By 2005 I had two 1Ds II and an older 20D. Some of the 1Ds II images with the 500/4 IS are among my best and I'm glad not to have used a crummy camera back then.
Desmolicious wrote:
I had something similar - an Olympus C8080. 8mp bridge camera. And yes the EVF was so awful the manual focus mode was completely useless!
But I still took some pics that I was fond of.
That just might have been the Olympus camera I had before the Pro1.
(I have to keep resisting typing “X Pro1,” as a Fujifilm user…)
I had an Olympus 2.1MP camera that used a Smartcard. The memory card was ridiculously small, only a few MB, and that memory tech soon was obsolete. IQ at base ISO was enough for the online postings. I gave it to someone a few years later.
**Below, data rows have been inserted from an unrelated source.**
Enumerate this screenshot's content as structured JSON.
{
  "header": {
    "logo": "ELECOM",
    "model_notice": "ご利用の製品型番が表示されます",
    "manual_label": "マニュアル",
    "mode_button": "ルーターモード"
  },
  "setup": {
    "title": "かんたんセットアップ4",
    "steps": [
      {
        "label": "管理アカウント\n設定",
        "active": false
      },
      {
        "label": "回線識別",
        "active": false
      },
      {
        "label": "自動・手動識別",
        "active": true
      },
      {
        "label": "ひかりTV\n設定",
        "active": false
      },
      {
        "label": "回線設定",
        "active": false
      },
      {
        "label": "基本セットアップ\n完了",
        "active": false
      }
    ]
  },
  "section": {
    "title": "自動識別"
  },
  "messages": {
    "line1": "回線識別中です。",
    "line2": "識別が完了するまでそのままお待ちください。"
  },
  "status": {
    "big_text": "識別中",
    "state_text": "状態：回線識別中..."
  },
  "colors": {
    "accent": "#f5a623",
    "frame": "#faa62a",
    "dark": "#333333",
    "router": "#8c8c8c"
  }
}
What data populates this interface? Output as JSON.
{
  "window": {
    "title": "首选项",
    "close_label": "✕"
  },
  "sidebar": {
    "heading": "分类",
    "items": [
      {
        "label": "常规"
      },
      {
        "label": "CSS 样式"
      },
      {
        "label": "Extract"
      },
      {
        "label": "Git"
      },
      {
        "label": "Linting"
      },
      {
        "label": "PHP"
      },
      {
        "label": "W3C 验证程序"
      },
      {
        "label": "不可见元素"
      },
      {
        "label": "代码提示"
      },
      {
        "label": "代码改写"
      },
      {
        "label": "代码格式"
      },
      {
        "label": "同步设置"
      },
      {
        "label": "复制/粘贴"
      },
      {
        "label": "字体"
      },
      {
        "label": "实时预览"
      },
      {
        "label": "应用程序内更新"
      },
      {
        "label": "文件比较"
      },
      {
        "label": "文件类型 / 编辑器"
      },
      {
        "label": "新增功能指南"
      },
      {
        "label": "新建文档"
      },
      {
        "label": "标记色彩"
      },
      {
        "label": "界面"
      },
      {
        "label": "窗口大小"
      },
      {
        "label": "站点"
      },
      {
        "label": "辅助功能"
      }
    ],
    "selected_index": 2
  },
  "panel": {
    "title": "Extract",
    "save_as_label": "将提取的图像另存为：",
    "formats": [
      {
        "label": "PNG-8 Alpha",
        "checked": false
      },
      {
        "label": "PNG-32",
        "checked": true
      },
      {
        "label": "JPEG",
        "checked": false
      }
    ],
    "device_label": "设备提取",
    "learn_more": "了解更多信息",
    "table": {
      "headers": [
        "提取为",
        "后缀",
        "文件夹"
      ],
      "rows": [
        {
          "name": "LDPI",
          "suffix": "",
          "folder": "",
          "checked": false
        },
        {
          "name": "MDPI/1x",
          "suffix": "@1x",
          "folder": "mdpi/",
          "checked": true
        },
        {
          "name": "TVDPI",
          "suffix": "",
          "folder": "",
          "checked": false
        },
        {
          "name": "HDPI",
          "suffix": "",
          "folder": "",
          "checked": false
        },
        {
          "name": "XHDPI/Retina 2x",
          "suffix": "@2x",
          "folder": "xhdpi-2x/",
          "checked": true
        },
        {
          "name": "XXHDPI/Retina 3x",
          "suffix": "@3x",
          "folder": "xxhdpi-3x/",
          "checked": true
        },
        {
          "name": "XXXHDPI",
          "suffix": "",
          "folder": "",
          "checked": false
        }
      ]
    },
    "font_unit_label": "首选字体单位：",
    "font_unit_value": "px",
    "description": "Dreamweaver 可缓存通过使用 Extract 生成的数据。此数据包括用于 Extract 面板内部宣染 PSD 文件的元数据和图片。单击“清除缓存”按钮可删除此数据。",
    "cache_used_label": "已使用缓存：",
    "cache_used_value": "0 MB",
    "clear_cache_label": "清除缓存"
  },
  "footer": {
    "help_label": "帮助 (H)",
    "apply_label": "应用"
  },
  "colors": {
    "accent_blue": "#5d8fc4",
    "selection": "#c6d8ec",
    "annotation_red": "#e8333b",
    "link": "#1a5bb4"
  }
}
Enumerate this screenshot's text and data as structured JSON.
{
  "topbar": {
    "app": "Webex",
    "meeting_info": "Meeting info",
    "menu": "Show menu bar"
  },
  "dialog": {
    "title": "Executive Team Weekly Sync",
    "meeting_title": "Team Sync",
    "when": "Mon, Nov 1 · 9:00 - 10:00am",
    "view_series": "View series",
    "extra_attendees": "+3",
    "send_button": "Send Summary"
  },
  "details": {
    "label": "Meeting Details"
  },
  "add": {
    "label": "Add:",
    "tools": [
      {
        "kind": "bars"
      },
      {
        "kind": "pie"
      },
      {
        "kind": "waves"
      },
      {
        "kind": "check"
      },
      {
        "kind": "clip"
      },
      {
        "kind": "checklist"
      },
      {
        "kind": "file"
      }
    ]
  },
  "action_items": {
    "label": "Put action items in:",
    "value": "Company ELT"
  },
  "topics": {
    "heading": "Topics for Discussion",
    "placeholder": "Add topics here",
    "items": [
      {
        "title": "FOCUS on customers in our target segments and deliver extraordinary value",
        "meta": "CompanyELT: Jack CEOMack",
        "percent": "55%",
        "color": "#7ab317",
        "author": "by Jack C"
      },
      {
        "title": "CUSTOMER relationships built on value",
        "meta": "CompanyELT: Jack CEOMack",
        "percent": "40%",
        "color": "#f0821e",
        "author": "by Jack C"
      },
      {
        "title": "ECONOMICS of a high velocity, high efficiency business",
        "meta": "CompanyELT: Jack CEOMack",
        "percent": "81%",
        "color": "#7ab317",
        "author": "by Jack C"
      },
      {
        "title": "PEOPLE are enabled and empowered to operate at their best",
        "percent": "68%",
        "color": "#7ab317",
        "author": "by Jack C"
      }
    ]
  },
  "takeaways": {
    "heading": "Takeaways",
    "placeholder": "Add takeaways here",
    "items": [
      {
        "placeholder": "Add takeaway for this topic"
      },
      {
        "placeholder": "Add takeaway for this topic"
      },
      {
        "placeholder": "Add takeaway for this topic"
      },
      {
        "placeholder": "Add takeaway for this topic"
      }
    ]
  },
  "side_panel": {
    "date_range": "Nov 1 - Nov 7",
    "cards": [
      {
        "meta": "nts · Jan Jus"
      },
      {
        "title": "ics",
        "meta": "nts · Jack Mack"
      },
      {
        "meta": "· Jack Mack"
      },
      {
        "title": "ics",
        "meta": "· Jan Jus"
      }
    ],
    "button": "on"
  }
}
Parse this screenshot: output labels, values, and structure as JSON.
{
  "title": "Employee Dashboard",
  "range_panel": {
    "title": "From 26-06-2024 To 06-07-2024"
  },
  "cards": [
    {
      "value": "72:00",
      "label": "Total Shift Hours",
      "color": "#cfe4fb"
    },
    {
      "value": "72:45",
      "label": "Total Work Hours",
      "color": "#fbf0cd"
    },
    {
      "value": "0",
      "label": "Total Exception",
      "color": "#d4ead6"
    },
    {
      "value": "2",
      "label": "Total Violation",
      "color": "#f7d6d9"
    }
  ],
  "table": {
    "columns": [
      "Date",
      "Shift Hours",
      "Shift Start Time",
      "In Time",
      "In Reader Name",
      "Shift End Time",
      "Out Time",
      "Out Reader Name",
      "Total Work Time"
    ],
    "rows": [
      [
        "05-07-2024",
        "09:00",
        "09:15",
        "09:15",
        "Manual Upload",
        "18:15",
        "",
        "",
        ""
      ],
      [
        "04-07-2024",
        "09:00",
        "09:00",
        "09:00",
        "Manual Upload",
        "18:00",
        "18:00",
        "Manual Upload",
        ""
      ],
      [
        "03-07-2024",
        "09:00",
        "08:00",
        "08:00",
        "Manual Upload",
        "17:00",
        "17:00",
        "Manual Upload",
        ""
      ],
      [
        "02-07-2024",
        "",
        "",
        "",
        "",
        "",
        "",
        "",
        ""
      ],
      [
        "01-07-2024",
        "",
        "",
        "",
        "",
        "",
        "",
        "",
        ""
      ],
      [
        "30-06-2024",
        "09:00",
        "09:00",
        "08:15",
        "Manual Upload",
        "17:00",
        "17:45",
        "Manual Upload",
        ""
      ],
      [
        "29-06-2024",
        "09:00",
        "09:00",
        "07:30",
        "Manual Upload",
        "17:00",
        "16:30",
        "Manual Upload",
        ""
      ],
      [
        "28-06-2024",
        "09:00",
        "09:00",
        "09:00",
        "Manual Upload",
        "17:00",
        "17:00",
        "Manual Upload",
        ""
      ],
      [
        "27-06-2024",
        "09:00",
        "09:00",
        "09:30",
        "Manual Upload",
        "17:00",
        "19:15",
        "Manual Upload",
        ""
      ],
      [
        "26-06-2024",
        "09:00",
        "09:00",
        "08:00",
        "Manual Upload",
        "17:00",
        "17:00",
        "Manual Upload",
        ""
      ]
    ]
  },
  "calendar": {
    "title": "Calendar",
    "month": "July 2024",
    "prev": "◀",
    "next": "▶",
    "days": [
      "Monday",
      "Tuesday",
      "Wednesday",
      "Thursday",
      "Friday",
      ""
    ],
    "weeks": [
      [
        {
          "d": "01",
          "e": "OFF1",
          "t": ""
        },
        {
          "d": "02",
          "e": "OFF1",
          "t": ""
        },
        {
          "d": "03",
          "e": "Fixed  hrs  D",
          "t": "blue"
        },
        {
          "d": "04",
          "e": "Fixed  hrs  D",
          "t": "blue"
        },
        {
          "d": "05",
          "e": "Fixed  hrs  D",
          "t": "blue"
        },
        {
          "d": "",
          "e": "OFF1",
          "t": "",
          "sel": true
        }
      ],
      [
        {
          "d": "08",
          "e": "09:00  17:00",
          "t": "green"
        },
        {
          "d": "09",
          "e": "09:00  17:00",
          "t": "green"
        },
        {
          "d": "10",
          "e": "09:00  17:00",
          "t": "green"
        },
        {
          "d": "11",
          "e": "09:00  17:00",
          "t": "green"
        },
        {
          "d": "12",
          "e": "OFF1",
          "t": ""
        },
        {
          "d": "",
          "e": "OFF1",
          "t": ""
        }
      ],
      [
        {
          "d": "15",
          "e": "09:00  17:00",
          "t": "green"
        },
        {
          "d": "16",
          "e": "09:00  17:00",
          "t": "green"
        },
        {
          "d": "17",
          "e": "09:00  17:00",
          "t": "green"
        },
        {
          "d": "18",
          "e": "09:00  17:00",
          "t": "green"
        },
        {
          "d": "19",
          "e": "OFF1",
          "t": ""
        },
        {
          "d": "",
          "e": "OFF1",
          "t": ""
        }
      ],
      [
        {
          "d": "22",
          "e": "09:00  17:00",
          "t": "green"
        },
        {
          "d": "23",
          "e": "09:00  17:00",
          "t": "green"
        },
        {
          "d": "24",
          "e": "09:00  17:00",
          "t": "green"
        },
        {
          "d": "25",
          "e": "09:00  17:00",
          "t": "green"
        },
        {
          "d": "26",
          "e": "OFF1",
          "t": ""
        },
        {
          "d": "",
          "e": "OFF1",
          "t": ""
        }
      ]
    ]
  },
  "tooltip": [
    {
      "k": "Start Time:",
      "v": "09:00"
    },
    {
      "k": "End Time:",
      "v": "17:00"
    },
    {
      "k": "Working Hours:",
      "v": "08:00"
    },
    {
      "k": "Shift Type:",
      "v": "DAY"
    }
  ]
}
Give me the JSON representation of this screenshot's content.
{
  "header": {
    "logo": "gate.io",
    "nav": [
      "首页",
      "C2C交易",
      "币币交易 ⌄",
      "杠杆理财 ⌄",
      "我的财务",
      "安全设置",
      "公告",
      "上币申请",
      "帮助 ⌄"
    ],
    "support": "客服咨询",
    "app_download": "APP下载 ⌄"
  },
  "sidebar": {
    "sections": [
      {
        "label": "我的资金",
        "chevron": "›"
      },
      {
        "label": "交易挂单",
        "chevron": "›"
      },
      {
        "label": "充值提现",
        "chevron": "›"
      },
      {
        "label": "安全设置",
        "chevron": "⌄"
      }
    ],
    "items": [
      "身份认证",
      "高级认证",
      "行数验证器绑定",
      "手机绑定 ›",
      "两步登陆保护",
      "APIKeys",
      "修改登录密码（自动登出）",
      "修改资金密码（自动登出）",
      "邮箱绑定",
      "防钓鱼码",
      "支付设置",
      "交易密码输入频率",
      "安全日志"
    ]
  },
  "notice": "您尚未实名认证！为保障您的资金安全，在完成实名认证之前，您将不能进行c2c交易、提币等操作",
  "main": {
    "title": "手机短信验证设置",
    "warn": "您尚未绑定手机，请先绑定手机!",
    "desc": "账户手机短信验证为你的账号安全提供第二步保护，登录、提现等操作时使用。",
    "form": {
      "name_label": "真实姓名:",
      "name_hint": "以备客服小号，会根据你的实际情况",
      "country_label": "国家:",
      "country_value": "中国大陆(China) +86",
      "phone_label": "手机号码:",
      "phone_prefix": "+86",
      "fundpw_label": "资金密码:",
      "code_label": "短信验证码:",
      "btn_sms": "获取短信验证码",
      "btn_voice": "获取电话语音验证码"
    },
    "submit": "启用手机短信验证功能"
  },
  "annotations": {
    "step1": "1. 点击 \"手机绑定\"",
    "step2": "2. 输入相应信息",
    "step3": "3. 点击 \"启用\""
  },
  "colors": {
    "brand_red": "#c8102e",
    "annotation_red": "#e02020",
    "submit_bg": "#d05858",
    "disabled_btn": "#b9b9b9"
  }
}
My first digital camera was a Canon Digital Elph that my wife gifted me way back when. As they improved in subsequent years, I upgraded to slightly better point and shoots, I think the best of which was the Canon Powershot S60, which was the first that could shoot RAW images. I shot this image in September 2004 while trout fishing here in West Virginia. I entered it in a local competition and won first place. I donated the image to a Trout Unlimited chapter for their annual auction and prints from it did very well for many years thereafter. After that, I moved up to a Sony NEX 5, which I shot mostly with adapted legacy glass and it was off to the races from there. I'm enjoying reading the historical posts of all of you folks! Steve
EB-1 wrote:
I had an Olympus 2.1MP camera that used a Smartcard. The memory card was ridiculously small, only a few MB, and that memory tech soon was obsolete. IQ at base ISO was enough for the online postings. I gave it to someone a few years later.
EBH
That was more or less how I felt about the very early cameras — good for only postings. (And keep in mind that back in that early era we tended to keep web images VERY small since a lot of people were still using modem connections!)
That QuickTake camera I mentioned was fine for web images, given the standards of the day, but that was really about it. The Olympus I had was similar in that regard, though the images did have much larger dimensions than the QuickTake.
One interesting observation: Using current image processing software and tools, it is possible to get more out of those old files than we could back then. They still aren’t going to be great, especially at larger sizes, but they’ll be better than we thought possible 20 years ago.